Conference Coverage

How to direct refer for GI endoscopy



– Rheumatologists can save their patients time and the inconvenience of an unnecessary preprocedural office visit with a gastroenterologist by making a direct referral for GI endoscopy when appropriate, according to Uma Mahadevan, MD, professor of medicine at the University of California, San Francisco.

“Many health systems have access issues, and in most accountable care organizations, there’s a need to see patients within 14 days. It’s often easier to direct refer for the endoscopic procedure you want than it is to get an office visit and then the procedure,” the gastroenterologist explained at the 2018 Rheumatology Winter Clinical Symposium.

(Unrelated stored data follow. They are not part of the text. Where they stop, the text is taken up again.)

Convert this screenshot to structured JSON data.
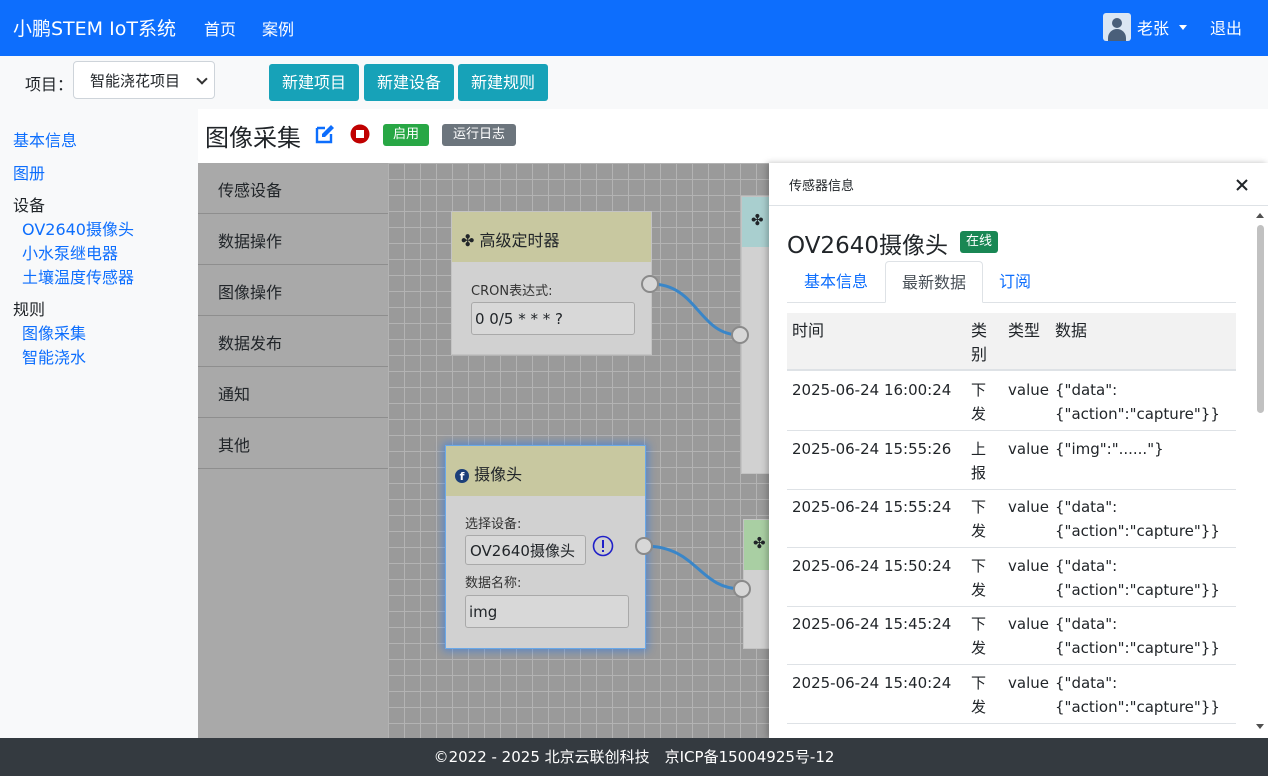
{
  "navbar": {
    "brand": "小鹏STEM IoT系统",
    "links": [
      "首页",
      "案例"
    ],
    "user": "老张",
    "logout": "退出"
  },
  "toolbar": {
    "project_label": "项目：",
    "project_selected": "智能浇花项目",
    "buttons": [
      "新建项目",
      "新建设备",
      "新建规则"
    ]
  },
  "sidebar": {
    "basic_info": "基本信息",
    "album": "图册",
    "devices_heading": "设备",
    "devices": [
      "OV2640摄像头",
      "小水泵继电器",
      "土壤温度传感器"
    ],
    "rules_heading": "规则",
    "rules": [
      "图像采集",
      "智能浇水"
    ]
  },
  "rule": {
    "title": "图像采集",
    "status_badge": "启用",
    "log_badge": "运行日志"
  },
  "node_panel": [
    "传感设备",
    "数据操作",
    "图像操作",
    "数据发布",
    "通知",
    "其他"
  ],
  "nodes": {
    "timer": {
      "title": "高级定时器",
      "field_label": "CRON表达式:",
      "field_value": "0 0/5 * * * ?"
    },
    "camera": {
      "title": "摄像头",
      "device_label": "选择设备:",
      "device_value": "OV2640摄像头",
      "data_label": "数据名称:",
      "data_value": "img"
    }
  },
  "panel": {
    "header": "传感器信息",
    "device_name": "OV2640摄像头",
    "online": "在线",
    "tabs": [
      "基本信息",
      "最新数据",
      "订阅"
    ],
    "active_tab": "最新数据",
    "columns": [
      "时间",
      "类别",
      "类型",
      "数据"
    ],
    "rows": [
      {
        "time": "2025-06-24 16:00:24",
        "cat": "下发",
        "type": "value",
        "data1": "{\"data\":",
        "data2": "{\"action\":\"capture\"}}"
      },
      {
        "time": "2025-06-24 15:55:26",
        "cat": "上报",
        "type": "value",
        "data1": "{\"img\":\"......\"}",
        "data2": ""
      },
      {
        "time": "2025-06-24 15:55:24",
        "cat": "下发",
        "type": "value",
        "data1": "{\"data\":",
        "data2": "{\"action\":\"capture\"}}"
      },
      {
        "time": "2025-06-24 15:50:24",
        "cat": "下发",
        "type": "value",
        "data1": "{\"data\":",
        "data2": "{\"action\":\"capture\"}}"
      },
      {
        "time": "2025-06-24 15:45:24",
        "cat": "下发",
        "type": "value",
        "data1": "{\"data\":",
        "data2": "{\"action\":\"capture\"}}"
      },
      {
        "time": "2025-06-24 15:40:24",
        "cat": "下发",
        "type": "value",
        "data1": "{\"data\":",
        "data2": "{\"action\":\"capture\"}}"
      }
    ]
  },
  "footer": "©2022 - 2025 北京云联创科技　京ICP备15004925号-12",
  "colors": {
    "primary": "#0d6efd",
    "info": "#17a2b8",
    "success": "#28a745",
    "secondary": "#6c757d",
    "danger": "#dc3545"
  }
}
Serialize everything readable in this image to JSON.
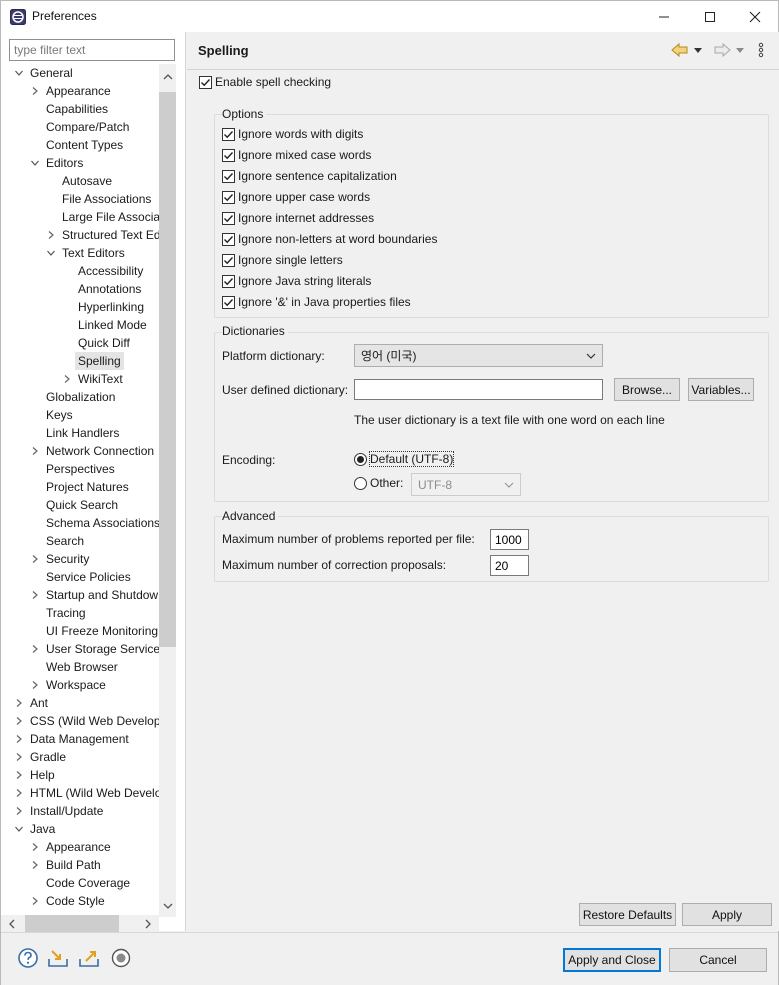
{
  "window": {
    "title": "Preferences"
  },
  "filter": {
    "placeholder": "type filter text"
  },
  "tree": {
    "items": [
      {
        "label": "General",
        "level": 0,
        "state": "expanded"
      },
      {
        "label": "Appearance",
        "level": 1,
        "state": "collapsed"
      },
      {
        "label": "Capabilities",
        "level": 1,
        "state": "leaf"
      },
      {
        "label": "Compare/Patch",
        "level": 1,
        "state": "leaf"
      },
      {
        "label": "Content Types",
        "level": 1,
        "state": "leaf"
      },
      {
        "label": "Editors",
        "level": 1,
        "state": "expanded"
      },
      {
        "label": "Autosave",
        "level": 2,
        "state": "leaf"
      },
      {
        "label": "File Associations",
        "level": 2,
        "state": "leaf"
      },
      {
        "label": "Large File Associati",
        "level": 2,
        "state": "leaf"
      },
      {
        "label": "Structured Text Ed",
        "level": 2,
        "state": "collapsed"
      },
      {
        "label": "Text Editors",
        "level": 2,
        "state": "expanded"
      },
      {
        "label": "Accessibility",
        "level": 3,
        "state": "leaf"
      },
      {
        "label": "Annotations",
        "level": 3,
        "state": "leaf"
      },
      {
        "label": "Hyperlinking",
        "level": 3,
        "state": "leaf"
      },
      {
        "label": "Linked Mode",
        "level": 3,
        "state": "leaf"
      },
      {
        "label": "Quick Diff",
        "level": 3,
        "state": "leaf"
      },
      {
        "label": "Spelling",
        "level": 3,
        "state": "leaf",
        "selected": true
      },
      {
        "label": "WikiText",
        "level": 3,
        "state": "collapsed"
      },
      {
        "label": "Globalization",
        "level": 1,
        "state": "leaf"
      },
      {
        "label": "Keys",
        "level": 1,
        "state": "leaf"
      },
      {
        "label": "Link Handlers",
        "level": 1,
        "state": "leaf"
      },
      {
        "label": "Network Connection",
        "level": 1,
        "state": "collapsed"
      },
      {
        "label": "Perspectives",
        "level": 1,
        "state": "leaf"
      },
      {
        "label": "Project Natures",
        "level": 1,
        "state": "leaf"
      },
      {
        "label": "Quick Search",
        "level": 1,
        "state": "leaf"
      },
      {
        "label": "Schema Associations",
        "level": 1,
        "state": "leaf"
      },
      {
        "label": "Search",
        "level": 1,
        "state": "leaf"
      },
      {
        "label": "Security",
        "level": 1,
        "state": "collapsed"
      },
      {
        "label": "Service Policies",
        "level": 1,
        "state": "leaf"
      },
      {
        "label": "Startup and Shutdow",
        "level": 1,
        "state": "collapsed"
      },
      {
        "label": "Tracing",
        "level": 1,
        "state": "leaf"
      },
      {
        "label": "UI Freeze Monitoring",
        "level": 1,
        "state": "leaf"
      },
      {
        "label": "User Storage Service",
        "level": 1,
        "state": "collapsed"
      },
      {
        "label": "Web Browser",
        "level": 1,
        "state": "leaf"
      },
      {
        "label": "Workspace",
        "level": 1,
        "state": "collapsed"
      },
      {
        "label": "Ant",
        "level": 0,
        "state": "collapsed"
      },
      {
        "label": "CSS (Wild Web Develop",
        "level": 0,
        "state": "collapsed"
      },
      {
        "label": "Data Management",
        "level": 0,
        "state": "collapsed"
      },
      {
        "label": "Gradle",
        "level": 0,
        "state": "collapsed"
      },
      {
        "label": "Help",
        "level": 0,
        "state": "collapsed"
      },
      {
        "label": "HTML (Wild Web Develo",
        "level": 0,
        "state": "collapsed"
      },
      {
        "label": "Install/Update",
        "level": 0,
        "state": "collapsed"
      },
      {
        "label": "Java",
        "level": 0,
        "state": "expanded"
      },
      {
        "label": "Appearance",
        "level": 1,
        "state": "collapsed"
      },
      {
        "label": "Build Path",
        "level": 1,
        "state": "collapsed"
      },
      {
        "label": "Code Coverage",
        "level": 1,
        "state": "leaf"
      },
      {
        "label": "Code Style",
        "level": 1,
        "state": "collapsed"
      }
    ]
  },
  "page": {
    "title": "Spelling",
    "enable_label": "Enable spell checking",
    "enable_checked": true
  },
  "options": {
    "title": "Options",
    "items": [
      {
        "label": "Ignore words with digits",
        "checked": true
      },
      {
        "label": "Ignore mixed case words",
        "checked": true
      },
      {
        "label": "Ignore sentence capitalization",
        "checked": true
      },
      {
        "label": "Ignore upper case words",
        "checked": true
      },
      {
        "label": "Ignore internet addresses",
        "checked": true
      },
      {
        "label": "Ignore non-letters at word boundaries",
        "checked": true
      },
      {
        "label": "Ignore single letters",
        "checked": true
      },
      {
        "label": "Ignore Java string literals",
        "checked": true
      },
      {
        "label": "Ignore '&' in Java properties files",
        "checked": true
      }
    ]
  },
  "dictionaries": {
    "title": "Dictionaries",
    "platform_label": "Platform dictionary:",
    "platform_value": "영어 (미국)",
    "user_label": "User defined dictionary:",
    "user_value": "",
    "browse_label": "Browse...",
    "variables_label": "Variables...",
    "hint": "The user dictionary is a text file with one word on each line",
    "encoding_label": "Encoding:",
    "default_label": "Default (UTF-8)",
    "other_label": "Other:",
    "other_value": "UTF-8"
  },
  "advanced": {
    "title": "Advanced",
    "max_problems_label": "Maximum number of problems reported per file:",
    "max_problems_value": "1000",
    "max_proposals_label": "Maximum number of correction proposals:",
    "max_proposals_value": "20"
  },
  "buttons": {
    "restore": "Restore Defaults",
    "apply": "Apply",
    "apply_close": "Apply and Close",
    "cancel": "Cancel"
  }
}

Dr. Uma Mahadevan Bruce Jancin/Frontline Medical News

Dr. Uma Mahadevan

There is, however, a right way and a wrong way to make a direct referral for GI endoscopy.

“We’re an open-access endoscopy center at UCSF, and I can’t tell you how many times a patient gets direct referred to us and – the night before the procedure, when we’re preparing for the case – we see that this patient can’t have a procedure tomorrow. Those patients have already done the bowel prep, they’re taking the day off work, they’ve arranged for someone to drive them, and they’re really mad,” said Dr. Mahadevan, who is also the medical director of the UCSF Center for Colitis and Crohn’s Disease.

Sometimes the procedure gets called off because the gastroenterologist sees that it would be inappropriate. For example, it would be inappropriate to perform an endoscopy on a patient with irritable bowel syndrome or fibromyalgia who has already had three negative endoscopic procedures in the past 5 years; alternatively, a screening colonoscopy would be inappropriate for an 80-year-old because the U.S. Preventive Services Task Force gives a class A recommendation for screening colonoscopy only during ages 50-75 years.